Celui qui appelait Jiang Cheng tout à l'heure était probablement Zhao Ke. Les deux étaient allés à la bibliothèque aujourd'hui à midi. Jiang Cheng le lui avait rapporté.

Ils étaient un dortoir plein de surdoués. C'était seulement le deuxième jour après leur arrivée, et ils avaient choisi la bibliothèque comme lieu pour leur première sortie de groupe. Gu Fei sourit.

C'était le "quelque chose d'autre" en plus du désir ardent qu'il ne parvenait pas tout à fait à démêler.

Désormais, tous ceux qui apparaitraient aux côtés de Jiang Cheng seraient des surdoués comme lui. Tout le monde serait très exceptionnel. Ces personnes seraient toutes de son genre. Seules ces personnes, qui appartenaient à un monde différent des gens de l'Usine de l'Acier, étaient de son genre.

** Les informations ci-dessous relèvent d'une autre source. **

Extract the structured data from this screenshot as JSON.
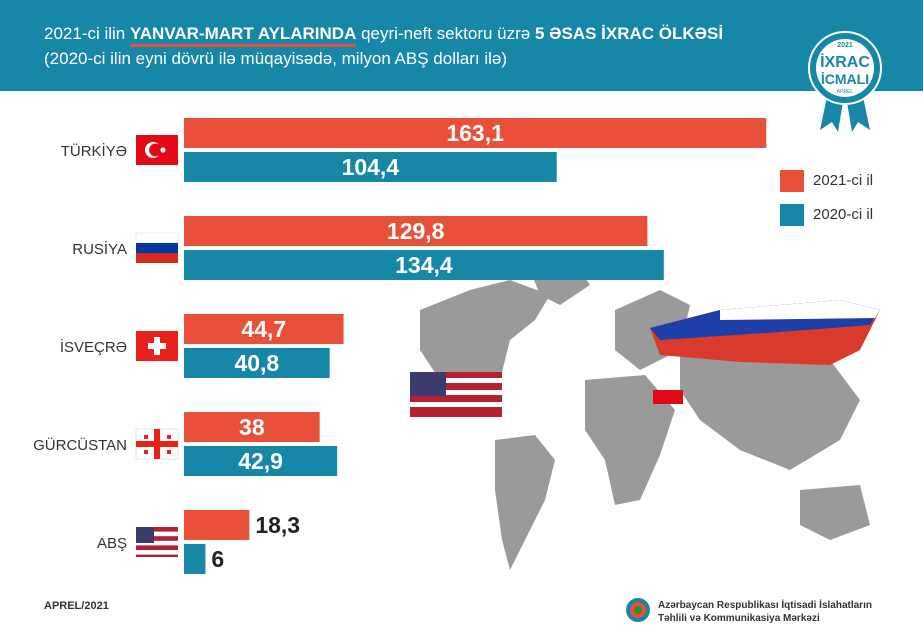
{
  "header": {
    "line1_a": "2021-ci ilin ",
    "line1_b": "YANVAR-MART AYLARINDA",
    "line1_c": " qeyri-neft sektoru üzrə ",
    "line1_d": "5 ƏSAS İXRAC ÖLKƏSİ",
    "line2": "(2020-ci ilin eyni dövrü ilə müqayisədə, milyon ABŞ dolları ilə)"
  },
  "badge": {
    "year": "2021",
    "title1": "İXRAC",
    "title2": "İCMALI",
    "month": "APREL"
  },
  "colors": {
    "header_bg": "#1687a7",
    "series_2021": "#e8503a",
    "series_2020": "#1687a7",
    "map": "#9a9a9a"
  },
  "chart_data": {
    "type": "bar",
    "orientation": "horizontal",
    "categories": [
      "TÜRKİYƏ",
      "RUSİYA",
      "İSVEÇRƏ",
      "GÜRCÜSTAN",
      "ABŞ"
    ],
    "series": [
      {
        "name": "2021-ci il",
        "values": [
          163.1,
          129.8,
          44.7,
          38,
          18.3
        ],
        "labels": [
          "163,1",
          "129,8",
          "44,7",
          "38",
          "18,3"
        ]
      },
      {
        "name": "2020-ci il",
        "values": [
          104.4,
          134.4,
          40.8,
          42.9,
          6
        ],
        "labels": [
          "104,4",
          "134,4",
          "40,8",
          "42,9",
          "6"
        ]
      }
    ],
    "legend_position": "right",
    "grid": false
  },
  "footer": {
    "date": "APREL/2021",
    "org_line1": "Azərbaycan Respublikası İqtisadi İslahatların",
    "org_line2": "Təhlili və Kommunikasiya Mərkəzi"
  }
}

Ce sentiment était apparu quand il avait vu Zhao Ke pour la première fois. Le gars n'avait même pas besoin de dire quoi que ce soit. Juste être là et dire bonjour suffisait à montrer très clairement le contraste entre lui et les produits locaux de l'Usine de l'Acier.

Gu Fei avait ressenti la même chose lorsqu'il avait posé les yeux sur Jiang Cheng pour la première fois.

Même s'il n'avait pas immédiatement associé Jiang Cheng au terme "surdoué", même si Jiang Cheng n'était pas un vrai surdoué dans le sens traditionnel, il pouvait quand même dire d'un seul coup d'œil que Jiang Cheng venait d'un monde totalement différent.

Il pourrait être le seul et unique Gu Fei, celui que Jiang Cheng avait pu choisir dans un environnement comme celui-là, mais quelle serait l'attraction de cette qualité "unique" dans le monde dans lequel Jiang Cheng appartenait ? Et pendant combien de temps encore...

As-tu envisagé... d'avoir un petit ami ?

L'inquiétude et le sentiment d'être déraciné qu'il avait ressentis lorsque Jiang Cheng lui avait posé cette question revinrent une fois de plus.